Już po jednym zabiegu myszy biorące udział w badaniu były w stanie samodzielnie wytwarzać eksenatyd przez okres do sześciu miesięcy.
Następnie myszom poddanym edycji genów podawano wysokokaloryczną dietę, aby wywołać u nich otyłość i stan przedcukrzycowy.
W porównaniu do myszy na tej samej diecie, które nie wytwarzały naturalnie eksenatydu, genetycznie zmodyfikowane myszy jadły mniej pokarmu, przybierały na wadze mniej i lepiej reagowały na insulinę, która regulowała ich poziom cukru we krwi.
Nie zaobserwowano żadnych skutków ubocznych, co stanowi jaskrawy kontrast w porównaniu z lekami takimi jak Ozempic, które wiążą się z paraliżem żołądka, ślepotą i niewydolnością narządów .
Chociaż nie jest jasne, czy leczenie będzie miało taki sam wpływ na ludzi, naukowcy uważają, że może to być pierwszy krok w kierunku tego, aby leki takie jak Ozempic, które trzeba przyjmować regularnie, stały się przeszłością.
Nowe badanie wykazało, że jednorazowa edycja genów może pomóc wątrobie w produkcji eksenatydu, stosowanego w lekach GLP-1 (zdjęcie stockowe)
Powyższa ilustracja autorstwa głównego autora badania ilustruje działanie leczenia. Gen wstrzykuje się myszom i przekazuje on żywym komórkom instrukcje dotyczące produkcji eksenatydu. Z czasem myszy przybierały na wadze i jadły mniej.
Autorzy badania z Uniwersytetu w Osace piszą: „Badanie to sugeruje, że edycja genomu może być wykorzystywana do tworzenia długotrwałych terapii złożonych chorób, potencjalnie zmniejszając potrzebę częstego przyjmowania leków”.
Nowe badania opublikowano w momencie, gdy co ósmy Amerykanin (40 milionów) przyznał, że przynajmniej raz w życiu przyjmował agonistę GLP-1, takiego jak Ozempic, a wskaźnik otyłości wynosi obecnie 40 procent, co daje łącznie około 100 milionów osób.
Jednak wraz ze wzrostem zainteresowania lekami GLP-1, coraz więcej osób skarży się na wyniszczające skutki uboczne.

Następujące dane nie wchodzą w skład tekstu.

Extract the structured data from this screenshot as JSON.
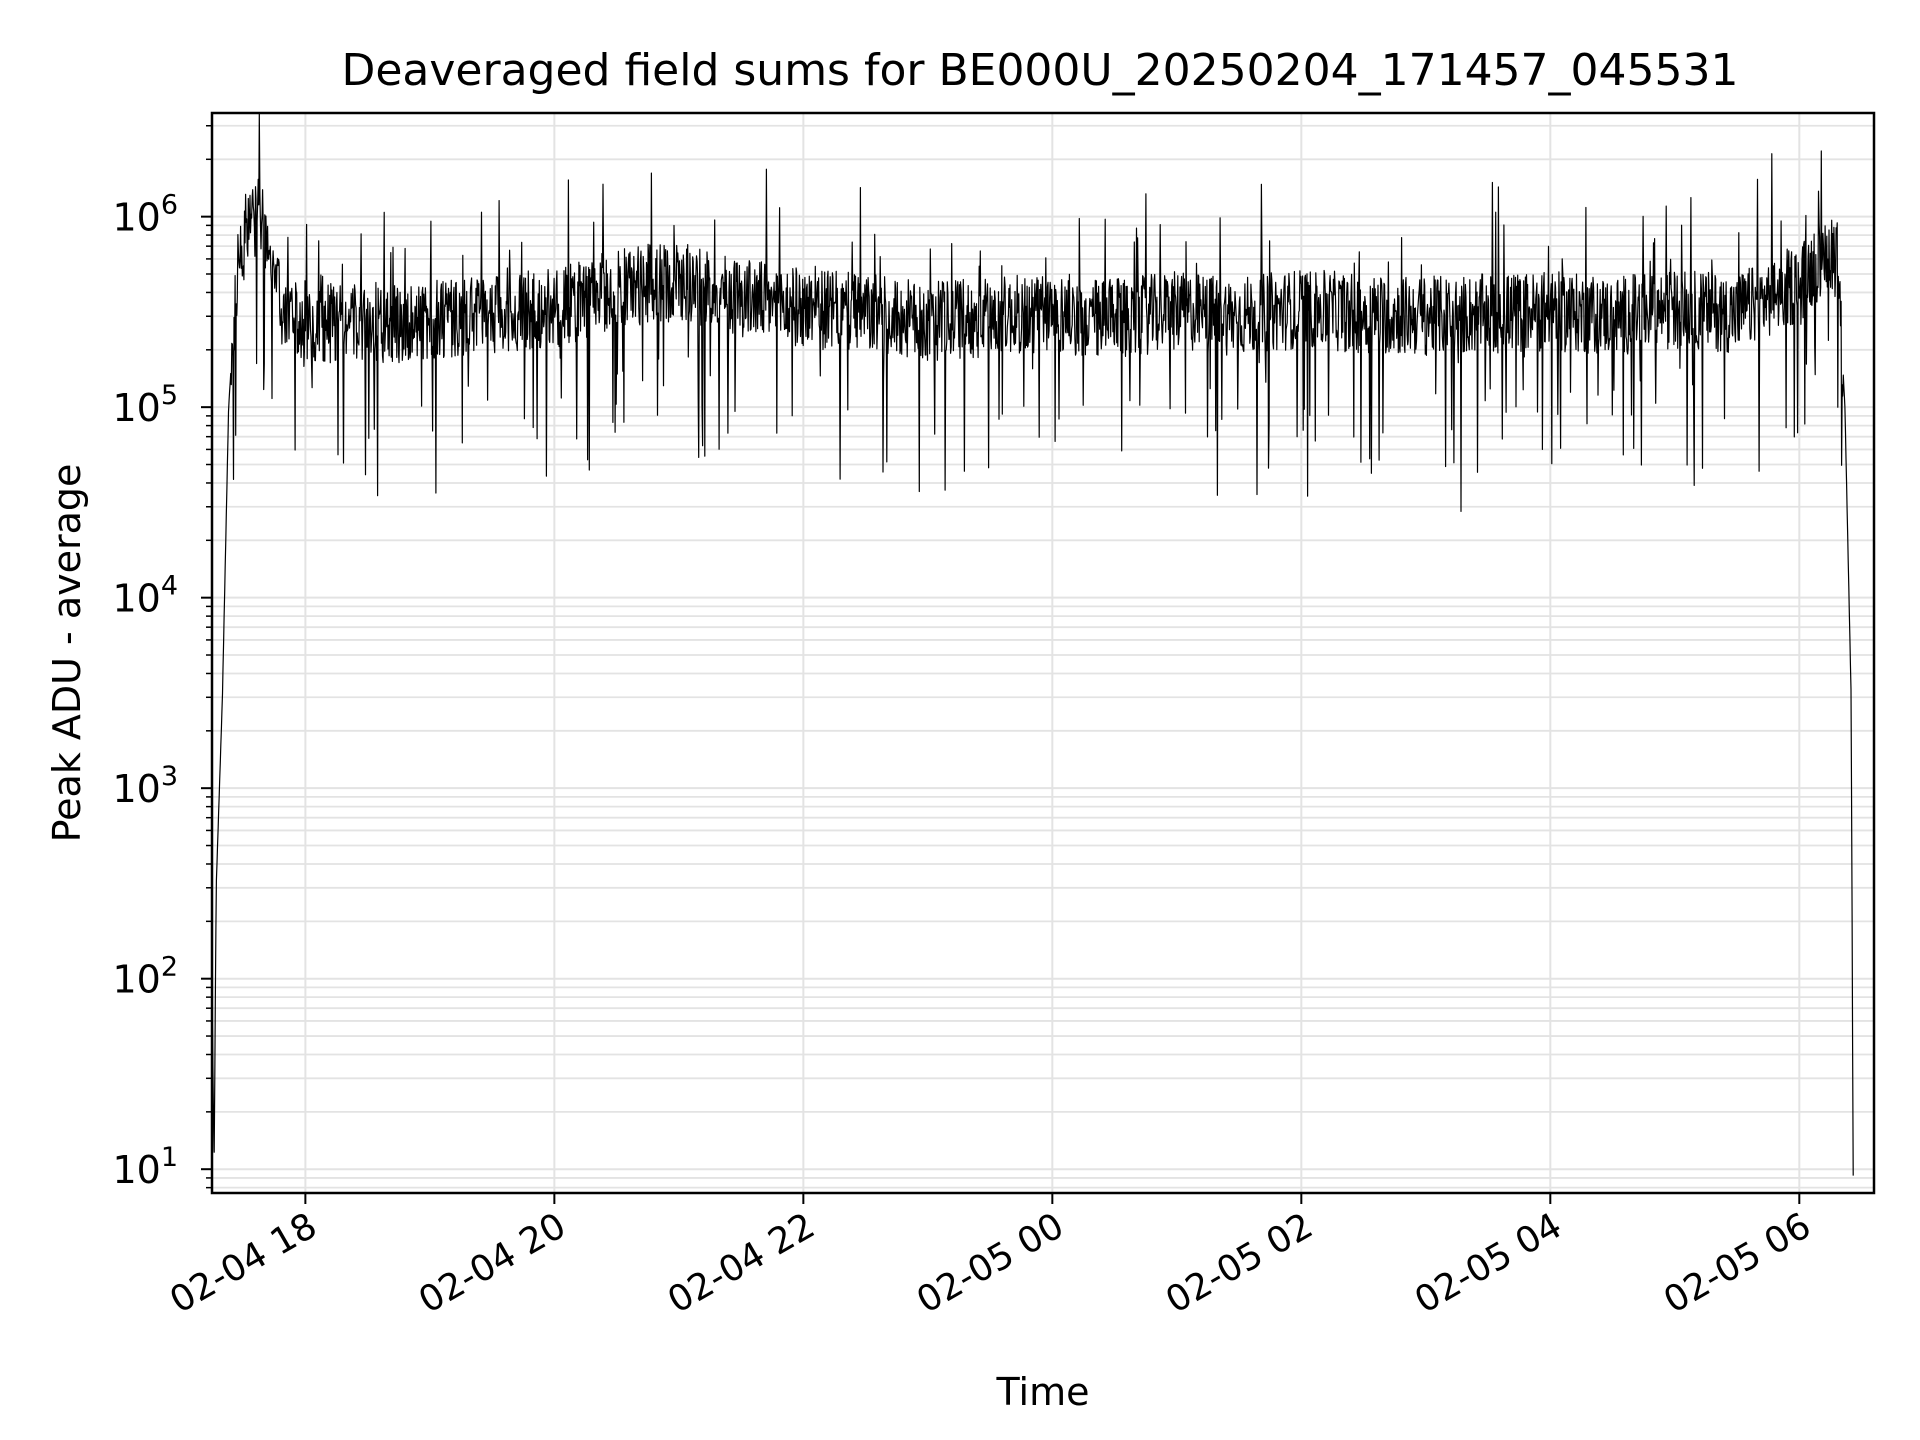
{
  "chart_data": {
    "type": "line",
    "title": "Deaveraged field sums for BE000U_20250204_171457_045531",
    "xlabel": "Time",
    "ylabel": "Peak ADU - average",
    "y_scale": "log",
    "ylim": [
      7.5,
      3500000
    ],
    "xlim": [
      "2025-02-04 17:15",
      "2025-02-05 06:36"
    ],
    "grid": true,
    "line_color": "#000000",
    "x_ticks": [
      {
        "t": "2025-02-04 18:00",
        "label": "02-04 18"
      },
      {
        "t": "2025-02-04 20:00",
        "label": "02-04 20"
      },
      {
        "t": "2025-02-04 22:00",
        "label": "02-04 22"
      },
      {
        "t": "2025-02-05 00:00",
        "label": "02-05 00"
      },
      {
        "t": "2025-02-05 02:00",
        "label": "02-05 02"
      },
      {
        "t": "2025-02-05 04:00",
        "label": "02-05 04"
      },
      {
        "t": "2025-02-05 06:00",
        "label": "02-05 06"
      }
    ],
    "y_ticks": [
      {
        "value": 10,
        "base": "10",
        "exp": "1"
      },
      {
        "value": 100,
        "base": "10",
        "exp": "2"
      },
      {
        "value": 1000,
        "base": "10",
        "exp": "3"
      },
      {
        "value": 10000,
        "base": "10",
        "exp": "4"
      },
      {
        "value": 100000,
        "base": "10",
        "exp": "5"
      },
      {
        "value": 1000000,
        "base": "10",
        "exp": "6"
      }
    ],
    "series": [
      {
        "x": [
          "2025-02-04 17:15",
          "2025-02-04 17:16",
          "2025-02-04 17:17",
          "2025-02-04 17:20",
          "2025-02-04 17:23",
          "2025-02-04 17:27",
          "2025-02-04 17:32",
          "2025-02-04 17:38",
          "2025-02-04 17:43",
          "2025-02-04 17:48",
          "2025-02-04 17:53",
          "2025-02-04 18:00",
          "2025-02-04 18:10",
          "2025-02-04 18:20",
          "2025-02-04 18:40",
          "2025-02-04 19:00",
          "2025-02-04 19:30",
          "2025-02-04 20:00",
          "2025-02-04 20:30",
          "2025-02-04 21:00",
          "2025-02-04 21:30",
          "2025-02-04 22:00",
          "2025-02-04 22:30",
          "2025-02-04 23:00",
          "2025-02-04 23:30",
          "2025-02-05 00:00",
          "2025-02-05 00:30",
          "2025-02-05 01:00",
          "2025-02-05 01:30",
          "2025-02-05 02:00",
          "2025-02-05 02:30",
          "2025-02-05 03:00",
          "2025-02-05 03:30",
          "2025-02-05 04:00",
          "2025-02-05 04:30",
          "2025-02-05 05:00",
          "2025-02-05 05:30",
          "2025-02-05 05:50",
          "2025-02-05 06:00",
          "2025-02-05 06:10",
          "2025-02-05 06:18",
          "2025-02-05 06:22",
          "2025-02-05 06:25",
          "2025-02-05 06:26"
        ],
        "y": [
          90,
          10,
          300,
          3000,
          100000,
          500000,
          900000,
          1000000,
          600000,
          350000,
          300000,
          250000,
          270000,
          300000,
          270000,
          290000,
          310000,
          330000,
          420000,
          460000,
          380000,
          330000,
          310000,
          280000,
          300000,
          310000,
          290000,
          320000,
          300000,
          330000,
          310000,
          300000,
          310000,
          320000,
          300000,
          330000,
          310000,
          400000,
          450000,
          600000,
          700000,
          100000,
          3000,
          8
        ]
      }
    ]
  }
}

Użytkownicy zgłaszali nudności, wymioty, zaparcia, paraliż żołądka, utratę wzroku i próchnicę zębów.
Osoby, które przestają brać te leki, są również narażone na ponowny przyrost masy ciała.
Badanie, którego wyniki opublikowano w środę w czasopiśmie Nature Communications , dotyczyło myszy, którym podawano wysokokaloryczną dietę w celu wywołania przyrostu masy ciała i stanu przedcukrzycowego, czyli stanu poprzedzającego cukrzycę typu 2, na którą cierpi co trzeci Amerykanin.
Wykorzystując technologię CRISPR – rodzaj edycji genów stosowany zazwyczaj w przypadku pacjentów chorych na raka – naukowcy wprowadzili do komórek wątroby myszy gen, który przekazał im instrukcje dotyczące wytwarzania eksenatydu.
Keiichiro Suzuki, starszy autor badania i profesor Uniwersytetu w Osace, powiedział: „Wyniki były bardzo ekscytujące. Odkryliśmy, że te myszy poddane edycji genomu wytwarzały wysokie poziomy eksenatydu, które można było wykryć we krwi przez kilka miesięcy po wprowadzeniu genu”.
Naukowcy odkryli, że myszy poddane leczeniu przybrały na wadze o 34 procent mniej i jadły o 29 procent mniej pożywienia w porównaniu do grupy kontrolnej, która otrzymywała roztwory soli fizjologicznej.
U myszy stwierdzono również stale niższy poziom cukru we krwi niż w grupie kontrolnej, co może zapobiegać rozwojowi cukrzycy typu 2.
Oprah wyznała, że stosowała Ozempic, aby schudnąć po latach stosowania diet z efektem jojo
Gwiazdy reality show Heather Gay (po lewej) i Dolores Catania przyznały się do stosowania leków na odchudzanie
Leczenie doprowadziło do wytworzenia się „zbiornika” eksenatydu w wątrobie, co spowodowało stały dopływ tego leku do krwiobiegu.
Dr Suzuki powiedział: „Alternatywą dla edycji genomu w przypadku wielu złożonych i niegenetycznych chorób są leki biologiczne, które w zasadzie są białkami podawanymi w zastrzykach.
„Leki te nie utrzymują się w organizmie długo, co oznacza, że zazwyczaj trzeba je wstrzykiwać co tydzień, a nawet codziennie, aby utrzymać stałe stężenie terapeutyczne leku”.
Naukowcy planują przeprowadzenie dalszych badań w celu oceny, czy terapia ta może być stosowana w leczeniu cukrzycy i innych przewlekłych chorób zapalnych jako alternatywa dla wstrzykiwanych leków GLP-1.
Dr Suzuki powiedział: „Mamy nadzieję, że nasz projekt jednorazowej terapii genetycznej będzie można zastosować w przypadku wielu schorzeń, które nie mają ściśle określonych przyczyn genetycznych”.